Effect of Solution Information Sharing between Tasks on the Search Ability of Evolutionary Multiobjective Multitasking Algorithms

A multitask multiobjective optimization problem (MTMOP) has multiple multiobjective problems to be solved simultaneously (i.e., multitasking of multiple multiobjective problems). One approach to such an MTMOP is evolutionary multiobjective multitasking (EMOMT). EMOMT algorithms solve multiple tasks simultaneously in a cooperative manner. They are evolutionary algorithms with multiple sub-populations. Each sub-population corresponds to a single task. During the evolutionary search, the information on each solution is shared with the sub-populations. Some EMOMT algorithms have been developed by focusing on solution information sharing. However, the effect of sharing the solution information on the search ability of EMOMT algorithms is not well examined yet.
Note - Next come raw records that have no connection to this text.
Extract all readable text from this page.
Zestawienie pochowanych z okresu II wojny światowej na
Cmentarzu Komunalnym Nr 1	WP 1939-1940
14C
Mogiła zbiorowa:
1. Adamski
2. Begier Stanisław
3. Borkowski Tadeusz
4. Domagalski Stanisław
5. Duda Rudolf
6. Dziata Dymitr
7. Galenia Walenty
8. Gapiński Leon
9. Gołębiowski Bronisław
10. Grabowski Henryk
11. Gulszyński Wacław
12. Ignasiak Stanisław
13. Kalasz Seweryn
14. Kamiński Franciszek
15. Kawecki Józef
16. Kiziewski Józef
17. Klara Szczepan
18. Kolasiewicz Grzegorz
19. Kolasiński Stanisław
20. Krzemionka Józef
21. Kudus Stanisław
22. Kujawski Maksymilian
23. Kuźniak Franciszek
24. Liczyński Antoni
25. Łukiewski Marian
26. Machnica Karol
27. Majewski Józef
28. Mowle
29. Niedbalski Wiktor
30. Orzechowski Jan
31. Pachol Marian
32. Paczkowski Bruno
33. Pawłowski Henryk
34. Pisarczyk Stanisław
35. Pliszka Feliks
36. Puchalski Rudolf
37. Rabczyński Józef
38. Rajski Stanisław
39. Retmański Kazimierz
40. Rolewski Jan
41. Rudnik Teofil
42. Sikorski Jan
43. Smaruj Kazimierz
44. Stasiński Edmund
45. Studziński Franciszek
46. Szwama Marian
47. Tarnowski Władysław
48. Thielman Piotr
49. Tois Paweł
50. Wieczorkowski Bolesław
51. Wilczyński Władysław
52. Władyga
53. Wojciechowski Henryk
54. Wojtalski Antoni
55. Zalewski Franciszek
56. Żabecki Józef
Through the examination of this effect, it is expected that better EMOMT algorithms than existing ones can be developed. In our previous study, we proposed a framework of island model-based evolutionary single-objective multitasking algorithms. Using our island model, we can analyze the effect of solution information sharing. In this paper, as an extension of our previous study, we develop an island model-based EMOMT algorithm framework for MTMOPs. Through computational experiments under various parameter settings, we examine the effect of solution information sharing on the search ability of our island model.